25 years ago, Roberto Carlos scored probably the most famous of all free-kicks. Which probably ultimately hurt his club Real Madrid.

“No kid plays football to be Gary Neville” is a common saying in England. In other words, people don’t go to the stadium for a full-back.

But exceptions prove the rules, as we all know, and on 3 June 1997 it happened again. At the “Tournoi de France”, a preparatory tournament for the 1998 World Cup – a competition for which hardly anyone actually went to the stadium.

Suddenly a shot went around the world.

The eyes of all stadium and TV viewers were still fixed on France’s playmaker Zinedine Zidane or Brazil’s attacking duo Romario and Ronaldo, when the stocky, but actually all-muscle left-back of the Selecao stood more than 30 metres from goal again, as if 30 metres behind the ball. Then Roberto Carlos ran on.

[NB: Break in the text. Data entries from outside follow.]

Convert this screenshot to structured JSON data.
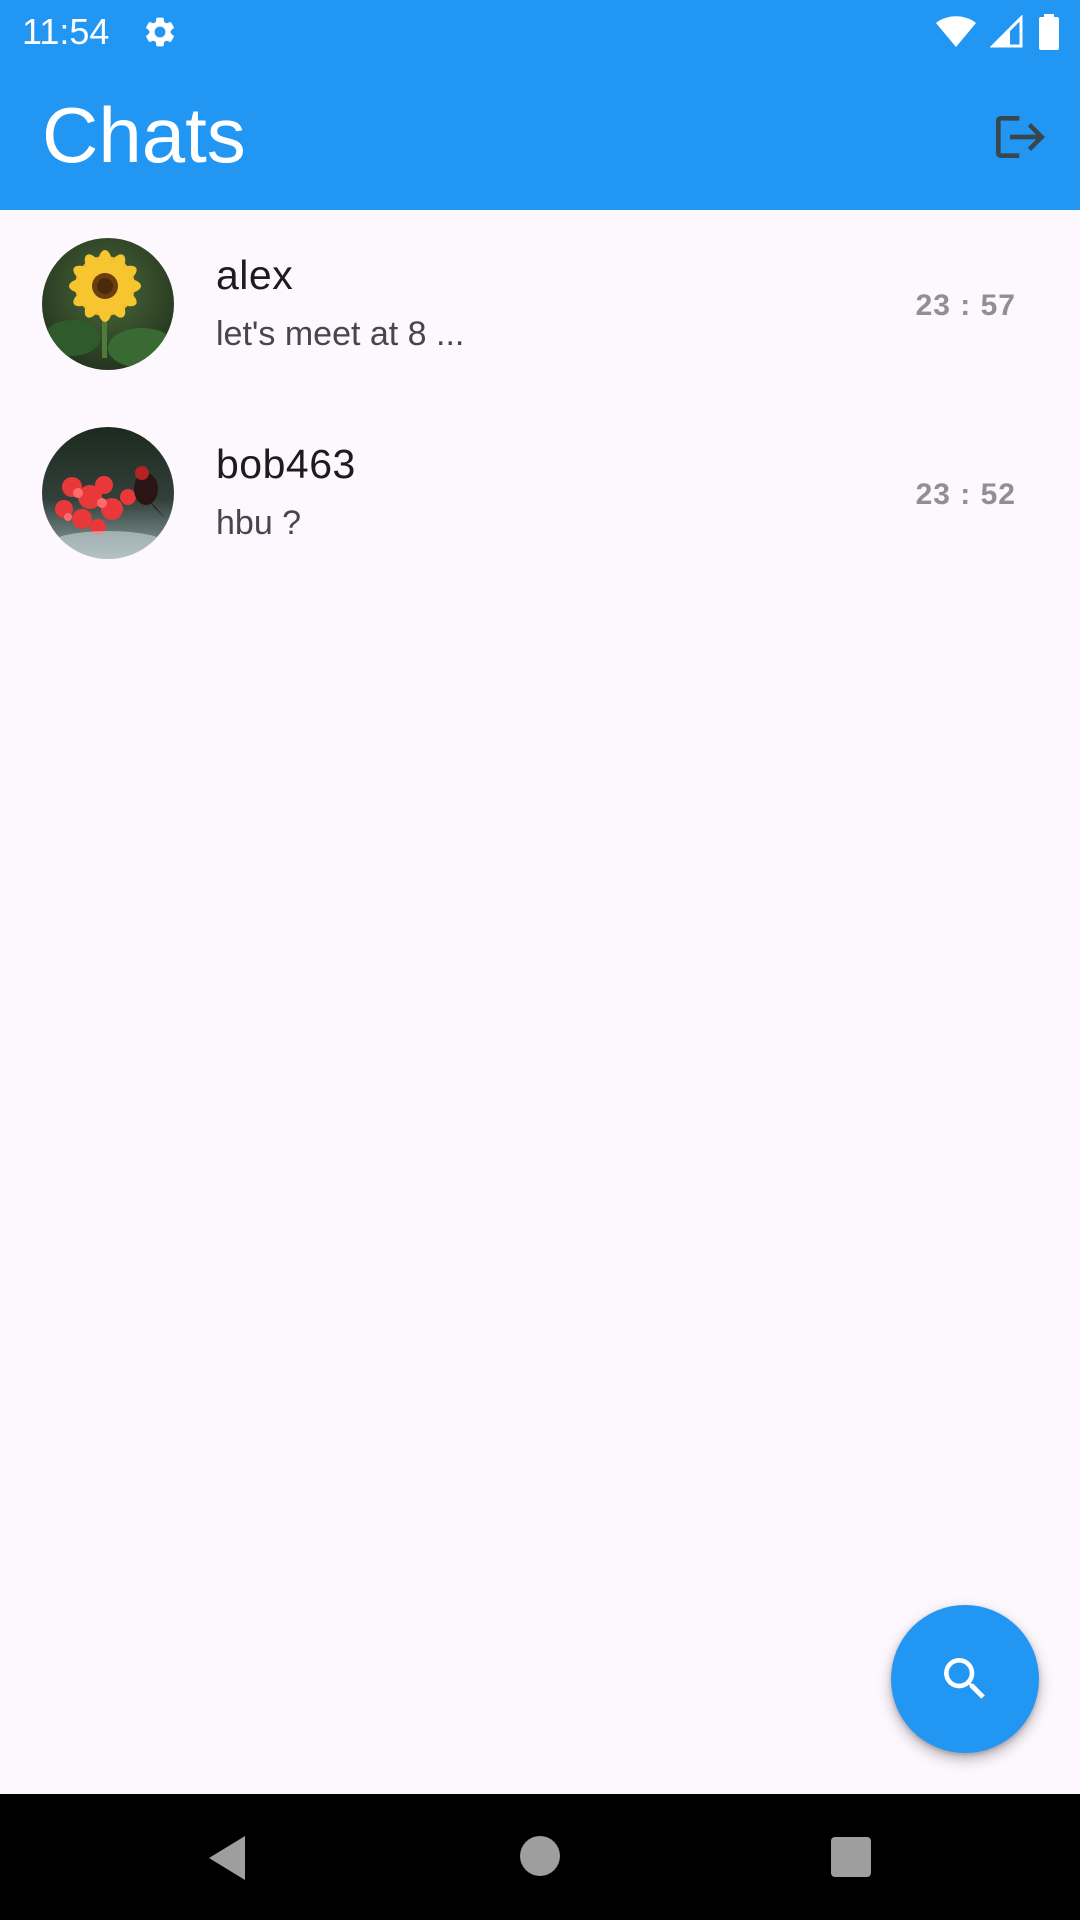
{
  "status_bar": {
    "time": "11:54",
    "icons": [
      "settings-gear-icon",
      "wifi-icon",
      "cell-signal-icon",
      "battery-icon"
    ]
  },
  "app_bar": {
    "title": "Chats",
    "action_icon": "logout-icon"
  },
  "chats": [
    {
      "name": "alex",
      "preview": "let's meet at 8 ...",
      "time": "23 : 57",
      "avatar": "sunflower-photo"
    },
    {
      "name": "bob463",
      "preview": "hbu ?",
      "time": "23 : 52",
      "avatar": "red-flowers-bird-photo"
    }
  ],
  "fab": {
    "icon": "search-icon"
  },
  "nav_bar": {
    "buttons": [
      "back-icon",
      "home-icon",
      "recents-icon"
    ]
  },
  "colors": {
    "primary": "#2196f3",
    "background": "#fdf7fe",
    "nav_bar": "#000000"
  }
}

First corner flag, then inside post

What followed was not a thumping shot or an erratic trajectory – but both together. Like everyone else, players, coaches and spectators alike, France goalkeeper Fabien Barthez watched as the accelerating ball appeared to be heading for the corner flag, only to bounce off the inside post and into the goal.

Suddenly, an outside defender was also a world star.

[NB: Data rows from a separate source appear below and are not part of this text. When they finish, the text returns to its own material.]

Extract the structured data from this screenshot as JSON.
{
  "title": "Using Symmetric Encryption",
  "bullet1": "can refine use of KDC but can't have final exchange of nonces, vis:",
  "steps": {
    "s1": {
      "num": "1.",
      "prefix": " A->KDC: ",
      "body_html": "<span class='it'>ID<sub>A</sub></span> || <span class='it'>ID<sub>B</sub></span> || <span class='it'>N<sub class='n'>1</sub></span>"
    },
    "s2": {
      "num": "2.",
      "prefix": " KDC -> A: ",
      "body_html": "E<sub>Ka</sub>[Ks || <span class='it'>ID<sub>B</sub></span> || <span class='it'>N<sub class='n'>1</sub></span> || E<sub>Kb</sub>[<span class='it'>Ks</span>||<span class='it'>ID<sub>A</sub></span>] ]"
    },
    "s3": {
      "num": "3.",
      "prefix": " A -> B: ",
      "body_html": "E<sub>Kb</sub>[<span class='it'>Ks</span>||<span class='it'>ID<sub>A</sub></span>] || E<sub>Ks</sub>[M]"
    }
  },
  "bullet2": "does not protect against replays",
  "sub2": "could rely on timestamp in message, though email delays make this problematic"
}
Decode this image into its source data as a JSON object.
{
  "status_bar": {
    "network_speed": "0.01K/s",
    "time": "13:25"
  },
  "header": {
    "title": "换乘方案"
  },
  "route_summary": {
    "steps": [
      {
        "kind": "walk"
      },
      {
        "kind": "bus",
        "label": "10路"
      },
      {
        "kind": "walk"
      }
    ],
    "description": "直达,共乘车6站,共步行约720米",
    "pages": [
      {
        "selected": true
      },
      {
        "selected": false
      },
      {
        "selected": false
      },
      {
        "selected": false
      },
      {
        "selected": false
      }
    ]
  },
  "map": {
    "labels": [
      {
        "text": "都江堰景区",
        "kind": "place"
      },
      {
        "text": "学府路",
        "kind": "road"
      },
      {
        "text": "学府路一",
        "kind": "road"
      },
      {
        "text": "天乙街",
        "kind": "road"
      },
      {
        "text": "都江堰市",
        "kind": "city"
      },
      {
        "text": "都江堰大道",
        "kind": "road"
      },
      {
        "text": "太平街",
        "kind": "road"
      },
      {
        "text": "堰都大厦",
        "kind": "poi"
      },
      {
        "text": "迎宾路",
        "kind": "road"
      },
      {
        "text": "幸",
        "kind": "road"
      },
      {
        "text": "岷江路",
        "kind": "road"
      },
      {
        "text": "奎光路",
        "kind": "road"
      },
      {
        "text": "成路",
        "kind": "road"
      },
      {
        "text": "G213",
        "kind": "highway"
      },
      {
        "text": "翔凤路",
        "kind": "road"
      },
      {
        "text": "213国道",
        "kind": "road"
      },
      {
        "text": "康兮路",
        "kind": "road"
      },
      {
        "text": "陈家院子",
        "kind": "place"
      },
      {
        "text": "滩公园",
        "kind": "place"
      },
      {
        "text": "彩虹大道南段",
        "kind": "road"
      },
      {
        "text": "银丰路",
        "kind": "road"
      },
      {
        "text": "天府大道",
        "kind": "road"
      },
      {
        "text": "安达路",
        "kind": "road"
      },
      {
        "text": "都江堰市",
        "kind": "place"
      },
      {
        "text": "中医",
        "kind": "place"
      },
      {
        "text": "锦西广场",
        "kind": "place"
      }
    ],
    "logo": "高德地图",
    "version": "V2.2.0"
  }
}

The then 24-year-old Roberto Carlos had joined Real Madrid only a year earlier, long before there was any talk of “galacticos”. When the time came, he was, in a way, one of them. The full-back who played more like a winger, had thighs like bridge piers and that fearsome shot that people try to recreate on football pitches all over the world.

Waiting for moments that were too rare

No one has actually ever reached that free-kick moment etched in football history, that is one realisation on the 25th anniversary, to which many a jaw still seems to have not closed.

Another realisation, that even Roberto Carlos himself hardly ever managed to do so, concerned his club Real, who naturally wanted to offer their sensation-seeking public something when they let the Brazilian kick attempts from 18, 25 or 40 metres again and again, while specialists like Zidane, Luis Figo or David Beckham were relegated to spectators as if ordered and not picked up.

Because while waiting for those rare special moments, they too had to realise: Roberto Carlos was not really a good free-kick taker.